車載搭載センサーを用いて運転情報を収集し保険料を決定するテレマティクス保険が、欧米の各国で普及しつつあります。また、自動運転車や家庭用センサーの研究が行われており、今後、損害保険のあり方を変えてしまう可能性も指摘されています。

米国等における具体的な動向

(1) オンラインアグリゲーター

*生命保険の項を参照。

(2) テレマティクス保険(IoT連動型保険)

車載搭載センサーを用いて運転情報を収集し保険料を決定するテレマティクス保険が、欧米を中心に急拡大しています。また、様々な保険対象物にIoTセンサーを取り付けてリスクを早期に検知する取組みや、収集したデータを保険料率の決定に活用する取組みが始まっています。

(3) ロボットカー(自動運転車)

人間による運転ではなく自動で走行できるロボットカーの研究・開発が進められており、各自動車メーカーは2020年代の実用化を目指していると言われています。ロボットカーが実用化された場合、事故発生率の低下や契約主体の変更など、自動車保険に様々な影響を及ぼすことが指摘されています。
 

今後想定される影響

*オンラインアグリゲーターによる影響は、生命保険の項を参照。

テレマティクス保険については、2015年時点でイタリアやイギリスでは、契約件数ですでに5%を超えており、アメリカでも近々5%を突破すると言われています。また、テレマティクス保険用のプラットフォームを提供するサービスも普及していることから、更なる業者が参入してくることにより、自動車保険料の低廉化に繋がる可能性があります。(2015年時点で、アメリカでは、すでに20社以上がテレマティクス保険を提供中。)

また、自動車保険以外の保険についてもIoT連動型保険が実用化されることにより、より正確な保険料が算出できる可能性や、収集データを用いた新たなサービスが登場する可能性があります。
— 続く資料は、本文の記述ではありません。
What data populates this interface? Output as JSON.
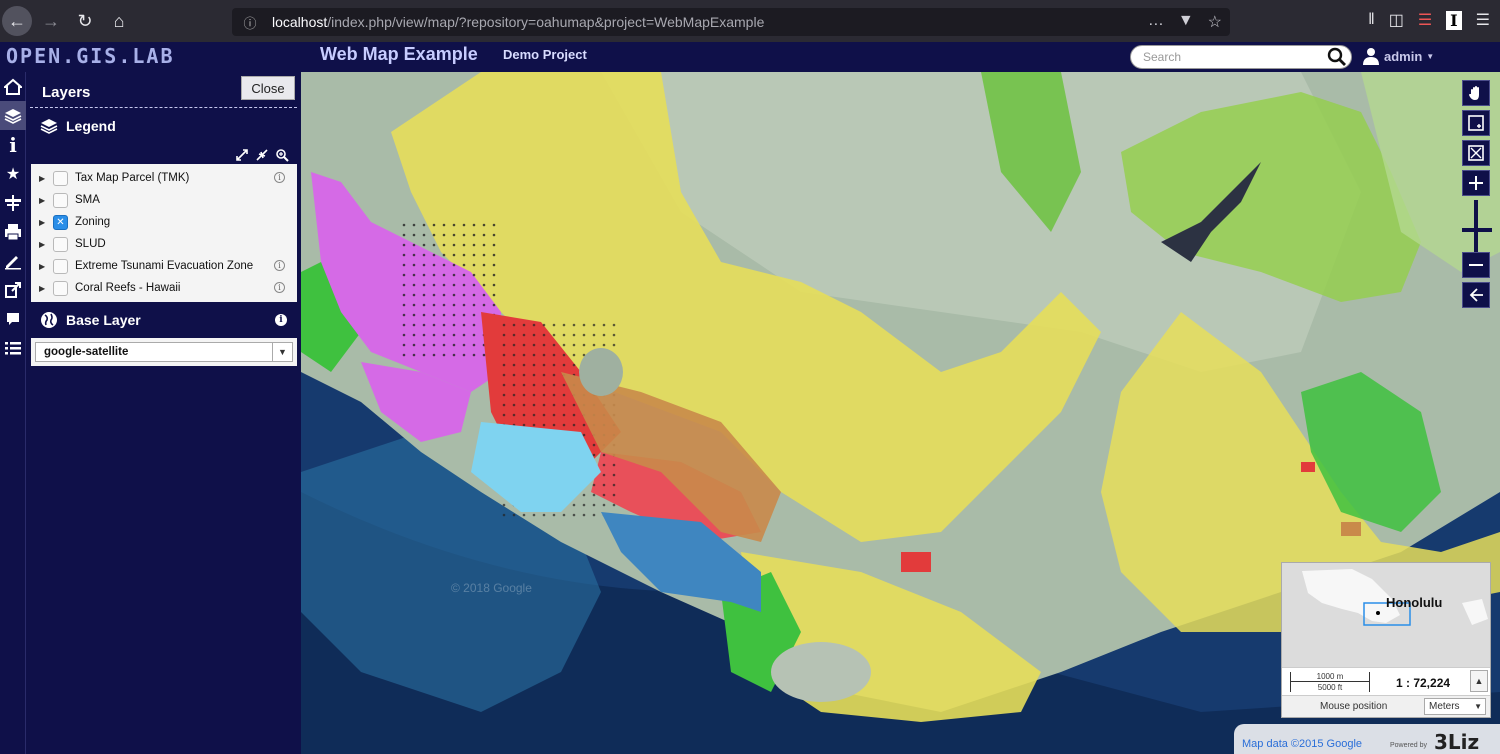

(リスクコンサルティングサービスなど)

このほか、ロボットカーについては、自動車保険のあり方を根本的に変えてしまう可能性があり、仮に完全なロボットカーが実用化された場合には、自動車保険が主力商品である損害保険業界に大きなインパクトを及ぼす可能性があります。

既存金融機関への示唆

2016年時点で、日本においても複数の保険会社からテレマティクス保険の販売が開始されており、今後、普及していく可能性があります。

損害保険会社は、テレマティクス保険、IoT連動型保険、ロボットカーなどの動向を注視し、自社ビジネスへの影響を分析した上で、自社の戦略に反映させていく必要があります。

例えば、これらの技術を積極的に活用して他社に先駆けて新しい保険商品や低廉な保険料を実現していく戦略や、より付加価値の高い保険にシフトしていく戦略、IoT等から収集したデータを活用した新たなサービス提供(IoTデータ基盤サービス、リスクコンサルタントサービス、リアルタイムな保険商品の提案など)を進める戦略などが考えられます。